Sian Gibson, of Car Share fame, stars as Cinderella, who has just married Prince Charming (David Walliams). But life isn’t all it’s cracked up to be in their picture-perfect kingdom. The Kign (Tom Courtenay) is a frustrating dimwit. Her evil stepmother, Madame Blackheart (Celia Imrie), is, well, an evil stepmother. And Prince Charming is anything but.
Blackheart’s plan, inevitably, is to marry the king and poison him so she can rule the kingdom in his wake. Assisted by Dumbella and Rubella, her cruel but clueless stepsisters, it’s a plot that even a fool could spy a mile off. Unfortunately for Cinders, she’s surrounded by nothing but fools. David Walliams is the queen of them all, with his image-obsessed, floss-dancing Prince doing nothing that vaguely resembles being a good husband from the moment they say their vows.
He raps badly, gives speeches poorly, considers other people rarely and will do absolutely anything to get a free tan. Whether he’s shoving people out of his way or going on a spot of peasant-hunting, Walliams is laugh-out-loud funny throughout, from his insipid line delivery to his over-the-top physical presence.

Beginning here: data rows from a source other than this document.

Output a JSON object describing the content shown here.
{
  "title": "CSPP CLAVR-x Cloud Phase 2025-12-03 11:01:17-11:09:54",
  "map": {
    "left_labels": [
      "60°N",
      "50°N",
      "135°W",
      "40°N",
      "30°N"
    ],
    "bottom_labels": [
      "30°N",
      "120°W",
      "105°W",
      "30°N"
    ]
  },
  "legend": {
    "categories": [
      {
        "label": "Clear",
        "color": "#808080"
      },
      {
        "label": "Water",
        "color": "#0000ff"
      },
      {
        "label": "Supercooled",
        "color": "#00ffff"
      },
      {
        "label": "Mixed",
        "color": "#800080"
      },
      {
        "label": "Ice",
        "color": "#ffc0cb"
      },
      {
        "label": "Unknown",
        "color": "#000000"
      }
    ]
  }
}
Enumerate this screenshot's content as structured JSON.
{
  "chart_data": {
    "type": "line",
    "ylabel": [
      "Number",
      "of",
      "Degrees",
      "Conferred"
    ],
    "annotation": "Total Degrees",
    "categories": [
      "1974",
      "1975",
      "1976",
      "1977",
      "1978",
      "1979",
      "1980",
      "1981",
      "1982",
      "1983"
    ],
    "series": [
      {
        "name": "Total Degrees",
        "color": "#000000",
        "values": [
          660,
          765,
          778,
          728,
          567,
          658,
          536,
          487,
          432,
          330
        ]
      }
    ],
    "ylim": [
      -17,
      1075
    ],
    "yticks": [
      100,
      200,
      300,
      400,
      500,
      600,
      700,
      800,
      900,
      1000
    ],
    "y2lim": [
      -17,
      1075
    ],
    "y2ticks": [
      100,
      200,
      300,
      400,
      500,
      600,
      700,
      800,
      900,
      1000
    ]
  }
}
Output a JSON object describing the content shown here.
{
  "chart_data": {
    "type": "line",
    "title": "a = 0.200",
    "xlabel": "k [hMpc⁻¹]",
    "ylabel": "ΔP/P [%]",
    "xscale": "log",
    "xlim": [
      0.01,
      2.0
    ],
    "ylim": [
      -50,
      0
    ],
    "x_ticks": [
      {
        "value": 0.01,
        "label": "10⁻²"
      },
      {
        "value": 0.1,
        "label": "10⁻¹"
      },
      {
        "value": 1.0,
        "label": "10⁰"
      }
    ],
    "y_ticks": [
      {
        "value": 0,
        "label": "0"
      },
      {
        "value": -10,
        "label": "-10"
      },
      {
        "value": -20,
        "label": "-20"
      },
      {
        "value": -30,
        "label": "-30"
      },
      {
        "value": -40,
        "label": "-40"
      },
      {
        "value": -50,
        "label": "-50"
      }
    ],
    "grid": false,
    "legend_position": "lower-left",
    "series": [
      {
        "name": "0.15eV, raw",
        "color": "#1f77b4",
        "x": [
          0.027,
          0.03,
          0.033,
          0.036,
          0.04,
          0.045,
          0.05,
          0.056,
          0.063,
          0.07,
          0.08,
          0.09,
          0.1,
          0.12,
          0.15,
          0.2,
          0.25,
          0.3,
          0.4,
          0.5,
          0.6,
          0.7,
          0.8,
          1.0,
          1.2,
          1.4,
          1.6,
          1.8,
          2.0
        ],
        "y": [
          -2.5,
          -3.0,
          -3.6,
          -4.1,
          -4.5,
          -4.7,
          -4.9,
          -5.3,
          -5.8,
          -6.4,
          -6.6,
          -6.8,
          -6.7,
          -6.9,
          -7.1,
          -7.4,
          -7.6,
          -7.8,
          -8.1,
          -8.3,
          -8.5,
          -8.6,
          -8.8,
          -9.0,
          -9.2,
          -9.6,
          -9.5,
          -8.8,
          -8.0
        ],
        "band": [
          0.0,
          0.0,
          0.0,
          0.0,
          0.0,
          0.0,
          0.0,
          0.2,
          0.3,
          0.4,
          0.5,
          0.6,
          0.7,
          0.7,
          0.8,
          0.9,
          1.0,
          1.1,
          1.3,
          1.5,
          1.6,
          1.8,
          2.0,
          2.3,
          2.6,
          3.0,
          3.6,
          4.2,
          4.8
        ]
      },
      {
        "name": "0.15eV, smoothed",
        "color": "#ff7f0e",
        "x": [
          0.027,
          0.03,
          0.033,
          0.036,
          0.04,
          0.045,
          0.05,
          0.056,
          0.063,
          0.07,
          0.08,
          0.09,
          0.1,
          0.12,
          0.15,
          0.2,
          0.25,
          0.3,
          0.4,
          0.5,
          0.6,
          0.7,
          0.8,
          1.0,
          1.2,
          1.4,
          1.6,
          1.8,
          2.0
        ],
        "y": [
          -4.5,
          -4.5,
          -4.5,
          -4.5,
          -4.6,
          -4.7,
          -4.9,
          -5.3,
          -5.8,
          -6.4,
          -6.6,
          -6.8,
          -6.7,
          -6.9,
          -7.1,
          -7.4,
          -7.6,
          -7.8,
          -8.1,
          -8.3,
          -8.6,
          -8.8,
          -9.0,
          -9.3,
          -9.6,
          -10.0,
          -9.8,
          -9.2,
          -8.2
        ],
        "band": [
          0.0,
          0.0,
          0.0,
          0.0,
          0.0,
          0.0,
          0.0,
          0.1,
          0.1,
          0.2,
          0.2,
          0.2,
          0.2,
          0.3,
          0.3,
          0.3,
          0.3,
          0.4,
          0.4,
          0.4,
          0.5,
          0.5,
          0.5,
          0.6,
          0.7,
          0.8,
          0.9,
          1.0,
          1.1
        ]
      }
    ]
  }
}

Gibson, meanwhile, is as likeable and down-to-earth as ever, grounding the absurd events with a deadpan frustration and no end of patience – the perfect foil for Madame Blackheart’s wonderfully cartoonish villain, as Celia Imrie relishes the chance to dial everything up to 11. Throw in an amusingly enthusiastic Ellen Thomas as a useless Fairy Godmother and you have a cast that’s bursting with energy and chemistry.
They’re given a brilliant script to work with, with The Dawson Brothers (That Mitchell & Webb Look) stuffing every page with countless jokes, from background visual jokes to quick-fire one-liners – a mix that recalls Monty Python, Blackadder and Horrible Histories at their best. When you’ve stopped laughing at the journalists from the Bubonic Plague Post, up pops Thomas’ Godmother to give Cinderella a new pair of glass slippers, because they turned out so helpful last time.
The result is a surprisingly subversive (watch out for Buttons the mouse), wonderfully entertaining hour that is a genuine treat for the whole family.